# Solve by completing square: 2x^2 - 6x - 8 = 0

#### marshall1432

##### Banned
Solve by completing the square:
2x'2'squared -6x-8=0

WORK DONE :

x2-3x-8=0

x2-3x-(3/2)2= -8=(3/2)2

(x-3/2)2=-8/2 +3/2
x-3/2 'plus or minus' -5/2

final answer that i got was ' x=i-5/2+3/2

#### Subhotosh Khan

##### Super Moderator
Staff member
Re: Solve by completing the square:

marshall1432 said:
Solve by completing the square:
2x'2'squared -6x-8=0

WORK DONE :

x2-3x-4=0

x2-3x-(3/2)2= -8=(3/2)2 <-- Why is 8 negative here

(x-3/2)2=-8/2 +3/2
x-3/2 'plus or minus' -5/2

final answer that i got was ' x=i-5/2+3/2

$$\displaystyle ax^2 \, + \, bx \, + c = 0$$

if

ac < 0 --> roots are real.
$$\displaystyle x^2\, - \, 3x \, = \, 4$$

$$\displaystyle (x\, - \frac{3}{2})^2 \, = \,4 + \frac{9}{4}$$

$$\displaystyle x\, =\, \frac{3}{2} \, \pm\sqrt{ \frac{25}{4}}\, = \, \frac{3\pm\ 5}{2} \, = \, ??$$

Staff member

#### marshall1432

##### Banned
I got the 3+-5
---------
2

BUT i DON'T KNOW WHERE TO GO FROM THERE. DO I NEED TO MULTIPLY EVERYTHING BY 2 AND DIVIDE OUT? THANKS

#### Subhotosh Khan

##### Super Moderator
Staff member
marshall1432 said:
I got the 3+-5
---------
2

No - you did not get it. You made multiple mistakes (like using '8' instead '4') and got to the number. But your process is so misguided - it is not even wrong!

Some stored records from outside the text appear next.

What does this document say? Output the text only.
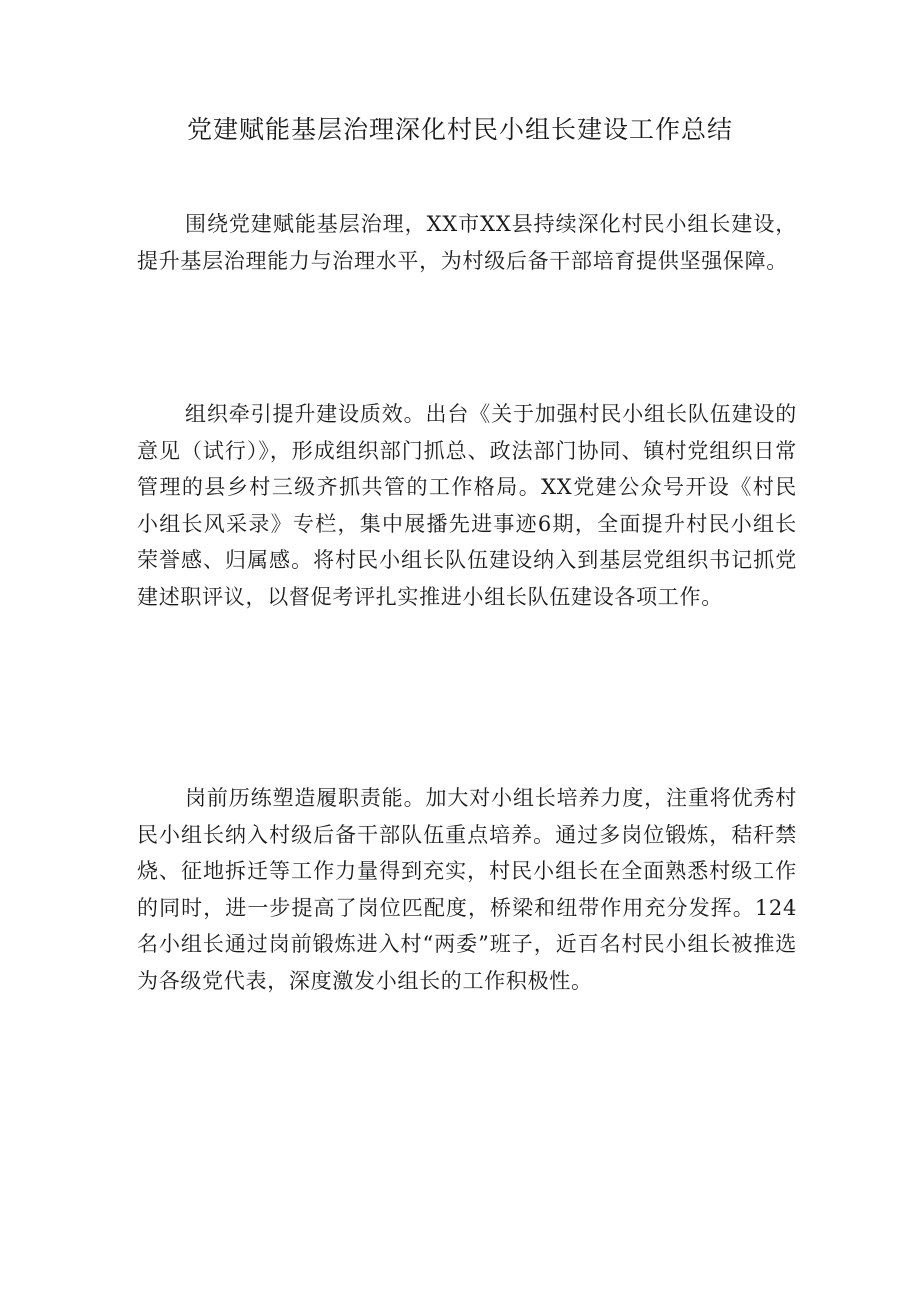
党建赋能基层治理深化村民小组长建设工作总结

围绕党建赋能基层治理，XX市XX县持续深化村民小组长建设，提升基层治理能力与治理水平，为村级后备干部培育提供坚强保障。

组织牵引提升建设质效。出台《关于加强村民小组长队伍建设的意见（试行）》，形成组织部门抓总、政法部门协同、镇村党组织日常管理的县乡村三级齐抓共管的工作格局。XX党建公众号开设《村民小组长风采录》专栏，集中展播先进事迹6期，全面提升村民小组长荣誉感、归属感。将村民小组长队伍建设纳入到基层党组织书记抓党建述职评议，以督促考评扎实推进小组长队伍建设各项工作。

岗前历练塑造履职责能。加大对小组长培养力度，注重将优秀村民小组长纳入村级后备干部队伍重点培养。通过多岗位锻炼，秸秆禁烧、征地拆迁等工作力量得到充实，村民小组长在全面熟悉村级工作的同时，进一步提高了岗位匹配度，桥梁和纽带作用充分发挥。124名小组长通过岗前锻炼进入村“两委”班子，近百名村民小组长被推选为各级党代表，深度激发小组长的工作积极性。
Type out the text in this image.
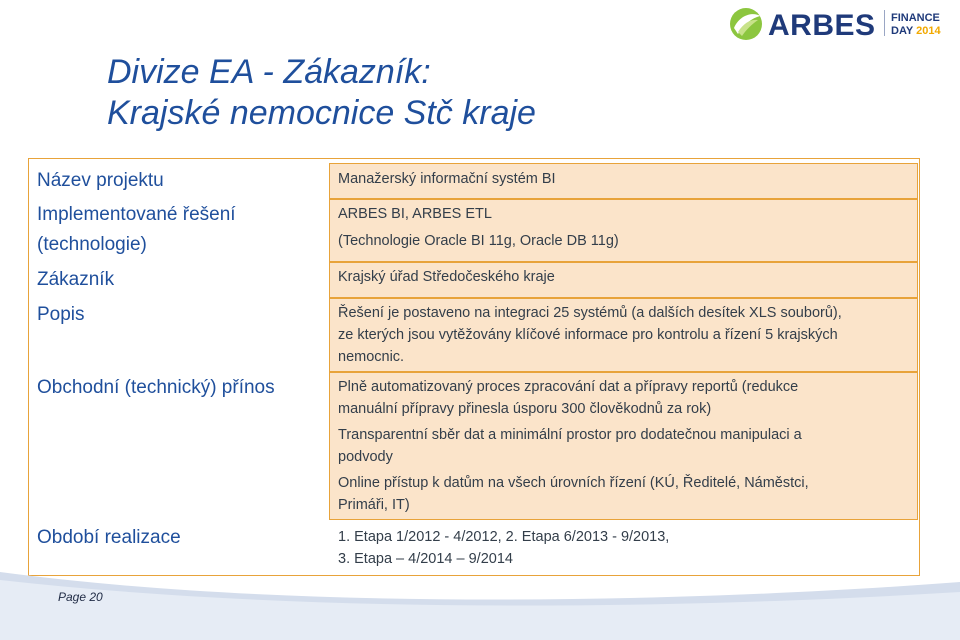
ARBES FINANCE
DAY 2014
Divize EA - Zákazník:
Krajské nemocnice Stč kraje
Název projektu
Implementované řešení
(technologie)
Zákazník
Popis
Obchodní (technický) přínos
Období realizace
Manažerský informační systém BI
ARBES BI, ARBES ETL
(Technologie Oracle BI 11g, Oracle DB 11g)
Krajský úřad Středočeského kraje
Řešení je postaveno na integraci 25 systémů (a dalších desítek XLS souborů),
ze kterých jsou vytěžovány klíčové informace pro kontrolu a řízení 5 krajských
nemocnic.
Plně automatizovaný proces zpracování dat a přípravy reportů (redukce
manuální přípravy přinesla úsporu 300 člověkodnů za rok)
Transparentní sběr dat a minimální prostor pro dodatečnou manipulaci a
podvody
Online přístup k datům na všech úrovních řízení (KÚ, Ředitelé, Náměstci,
Primáři, IT)
1. Etapa 1/2012 - 4/2012, 2. Etapa 6/2013 - 9/2013,
3. Etapa – 4/2014 – 9/2014
Page 20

Clean up your arithmatic first - looking at the procedure I posted.

Then think about the answer and how you can simplify from there.

BUT i DON'T KNOW WHERE TO GO FROM THERE.

DO I NEED TO MULTIPLY EVERYTHING BY 2 AND DIVIDE OUT?

I think there is a serious gap in your understanding of mathematical operations. My advice for you would be to get a tutor for face-to-face instructions.

THANKS